Preferiresti che nessuno toccasse l’argomento, io su tutti. E magari mi restituirai un commento al pepe e un ghigno sardonico perché mostrare preoccupazione, dopo tutto quello che ti ho fatto, richiede una bella faccia tosta. Non ho mai negato di averla.
«Ti ho vista anche dopo, se è per questo.»Mi riferisco al tormento che t’impallidisce le guance, anche se tenti di celarlo dietro la spilla da Caposcuola. Ai piccoli segnali di fuga che sprigionano da te quando ti muovi — ché, quelli, io li conosco bene. Alla tonalità più chiara delle tue labbra giacché il sangue, smosso dal panico, fluisce tutto nel centro del tuo petto, non è così?

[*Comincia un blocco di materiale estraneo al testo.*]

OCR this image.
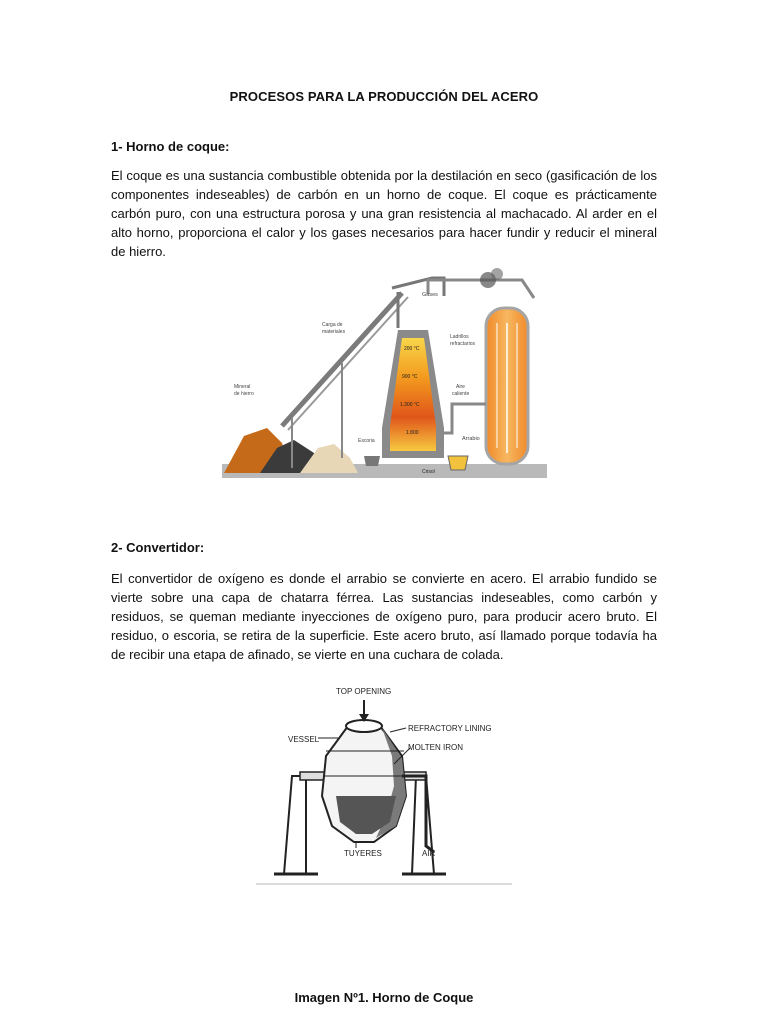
PROCESOS PARA LA PRODUCCIÓN DEL ACERO
1- Horno de coque:
El coque es una sustancia combustible obtenida por la destilación en seco (gasificación de los componentes indeseables) de carbón en un horno de coque. El coque es prácticamente carbón puro, con una estructura porosa y una gran resistencia al machacado. Al arder en el alto horno, proporciona el calor y los gases necesarios para hacer fundir y reducir el mineral de hierro.
Gases
Carga de
materiales
Ladrillos
refractarios
Mineral
de hierro
200 °C
900 °C
1.300 °C
1.800
Aire
caliente
Escoria	Arrabio
Crisol
2- Convertidor:
El convertidor de oxígeno es donde el arrabio se convierte en acero. El arrabio fundido se vierte sobre una capa de chatarra férrea. Las sustancias indeseables, como carbón y residuos, se queman mediante inyecciones de oxígeno puro, para producir acero bruto. El residuo, o escoria, se retira de la superficie. Este acero bruto, así llamado porque todavía ha de recibir una etapa de afinado, se vierte en una cuchara de colada.
TOP OPENING
VESSEL
REFRACTORY LINING
MOLTEN IRON
TUYERES	AIR
Imagen Nº1. Horno de Coque
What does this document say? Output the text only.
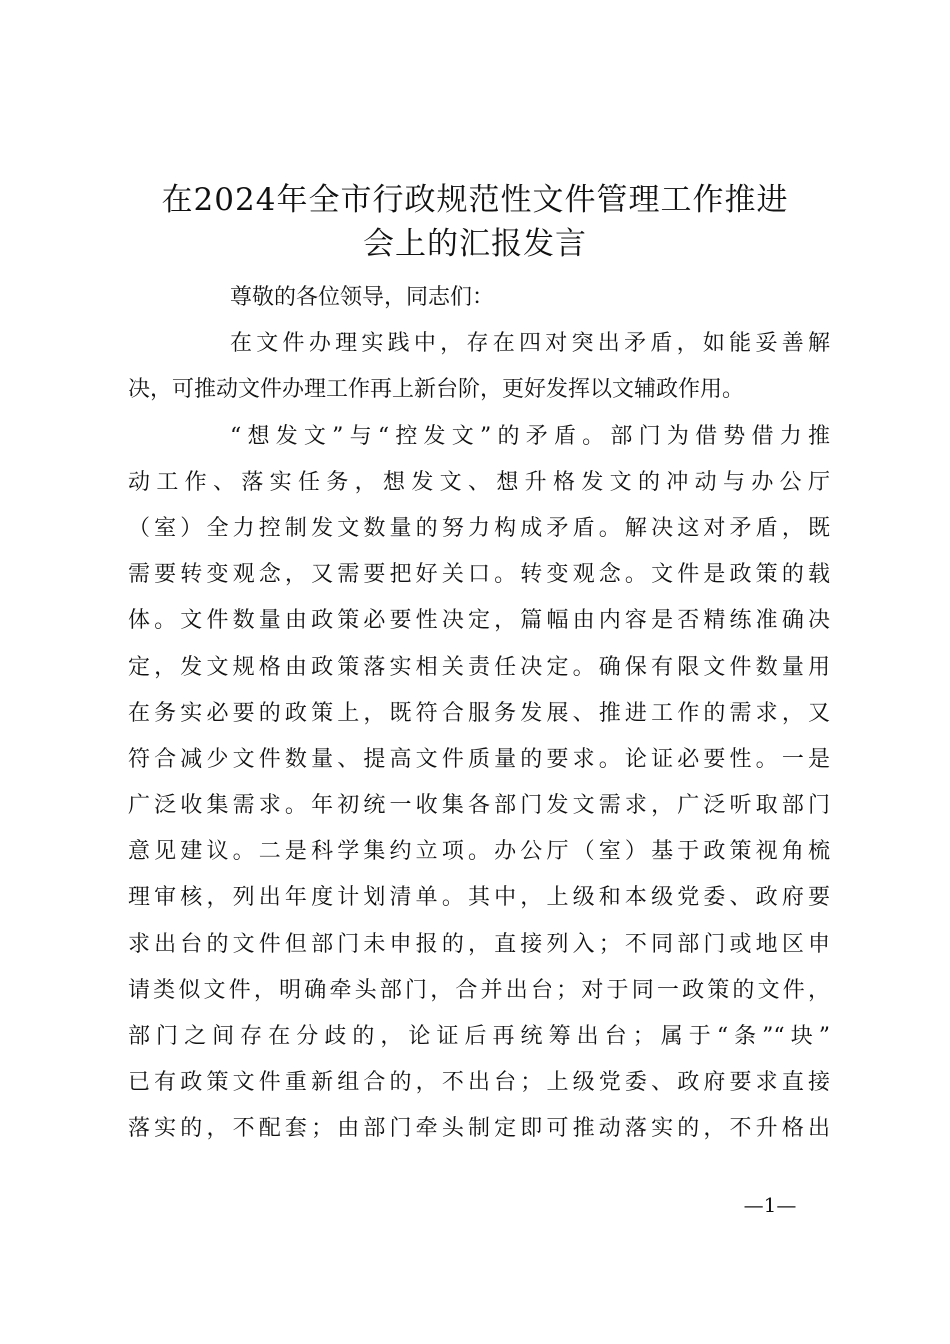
在2024年全市行政规范性文件管理工作推进
会上的汇报发言
尊敬的各位领导，同志们：
在文件办理实践中，存在四对突出矛盾，如能妥善解
决，可推动文件办理工作再上新台阶，更好发挥以文辅政作用。
“想发文”与“控发文”的矛盾。部门为借势借力推
动工作、落实任务，想发文、想升格发文的冲动与办公厅
（室）全力控制发文数量的努力构成矛盾。解决这对矛盾，既
需要转变观念，又需要把好关口。转变观念。文件是政策的载
体。文件数量由政策必要性决定，篇幅由内容是否精练准确决
定，发文规格由政策落实相关责任决定。确保有限文件数量用
在务实必要的政策上，既符合服务发展、推进工作的需求，又
符合减少文件数量、提高文件质量的要求。论证必要性。一是
广泛收集需求。年初统一收集各部门发文需求，广泛听取部门
意见建议。二是科学集约立项。办公厅（室）基于政策视角梳
理审核，列出年度计划清单。其中，上级和本级党委、政府要
求出台的文件但部门未申报的，直接列入；不同部门或地区申
请类似文件，明确牵头部门，合并出台；对于同一政策的文件，
部门之间存在分歧的，论证后再统筹出台；属于“条”“块”
已有政策文件重新组合的，不出台；上级党委、政府要求直接
落实的，不配套；由部门牵头制定即可推动落实的，不升格出
—1—
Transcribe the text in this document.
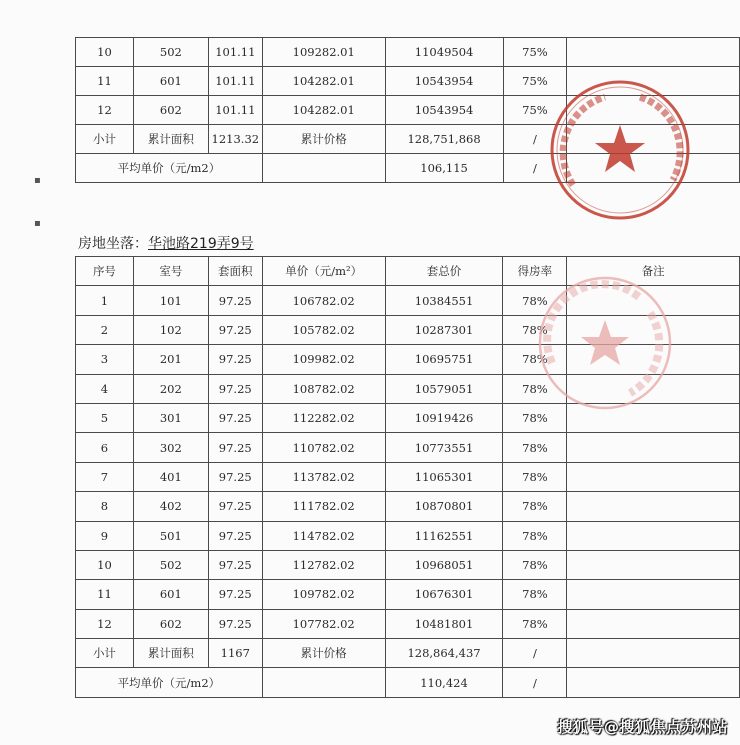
10	502	101.11	109282.01	11049504	75%	
11	601	101.11	104282.01	10543954	75%	
12	602	101.11	104282.01	10543954	75%	
小计	累计面积	1213.32	累计价格	128,751,868	/	
平均单价（元/m2）				106,115	/	
▪
▪
房地坐落：华池路219弄9号
序号	室号	套面积	单价（元/m²）	套总价	得房率	备注
1	101	97.25	106782.02	10384551	78%	
2	102	97.25	105782.02	10287301	78%	
3	201	97.25	109982.02	10695751	78%	
4	202	97.25	108782.02	10579051	78%	
5	301	97.25	112282.02	10919426	78%	
6	302	97.25	110782.02	10773551	78%	
7	401	97.25	113782.02	11065301	78%	
8	402	97.25	111782.02	10870801	78%	
9	501	97.25	114782.02	11162551	78%	
10	502	97.25	112782.02	10968051	78%	
11	601	97.25	109782.02	10676301	78%	
12	602	97.25	107782.02	10481801	78%	
小计	累计面积	1167	累计价格	128,864,437	/	
平均单价（元/m2）				110,424	/	
搜狐号@搜狐焦点苏州站
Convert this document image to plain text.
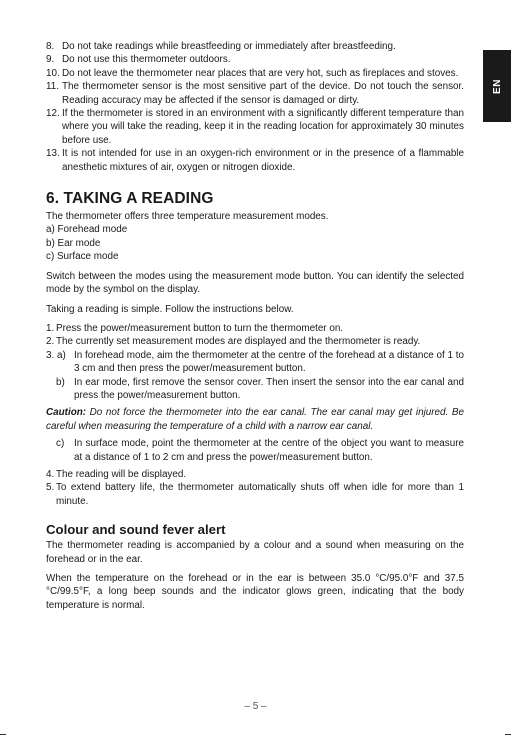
EN

8. Do not take readings while breastfeeding or immediately after breastfeeding.

9. Do not use this thermometer outdoors.

10. Do not leave the thermometer near places that are very hot, such as fireplaces and stoves.

11. The thermometer sensor is the most sensitive part of the device. Do not touch the sensor. Reading accuracy may be affected if the sensor is damaged or dirty.

12. If the thermometer is stored in an environment with a significantly different temperature than where you will take the reading, keep it in the reading location for approximately 30 minutes before use.

13. It is not intended for use in an oxygen-rich environment or in the presence of a flammable anesthetic mixtures of air, oxygen or nitrogen dioxide.

6. TAKING A READING

The thermometer offers three temperature measurement modes.

a) Forehead mode

b) Ear mode

c) Surface mode

Switch between the modes using the measurement mode button. You can identify the selected mode by the symbol on the display.

Taking a reading is simple. Follow the instructions below.

1. Press the power/measurement button to turn the thermometer on.

2. The currently set measurement modes are displayed and the thermometer is ready.

3. a) In forehead mode, aim the thermometer at the centre of the forehead at a distance of 1 to 3 cm and then press the power/measurement button.

b) In ear mode, first remove the sensor cover. Then insert the sensor into the ear canal and press the power/measurement button.

Caution: Do not force the thermometer into the ear canal. The ear canal may get injured. Be careful when measuring the temperature of a child with a narrow ear canal.

c) In surface mode, point the thermometer at the centre of the object you want to measure at a distance of 1 to 2 cm and press the power/measurement button.

4. The reading will be displayed.

5. To extend battery life, the thermometer automatically shuts off when idle for more than 1 minute.

Colour and sound fever alert

The thermometer reading is accompanied by a colour and a sound when measuring on the forehead or in the ear.

When the temperature on the forehead or in the ear is between 35.0 °C/95.0°F and 37.5 °C/99.5°F, a long beep sounds and the indicator glows green, indicating that the body temperature is normal.

– 5 –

Dovrei disprezzarti per esserti tacciata di un crimine eguale, per gravità, a quello messo in atto da Grimilde. Invece, mi accorgo — senza alcuno stupore, in verità — che non è così. Tu non lo intendi, però, oltre le pennellate di neutralità che dominano il mio viso. E a me va bene, perché non c’è altro che desideri di più.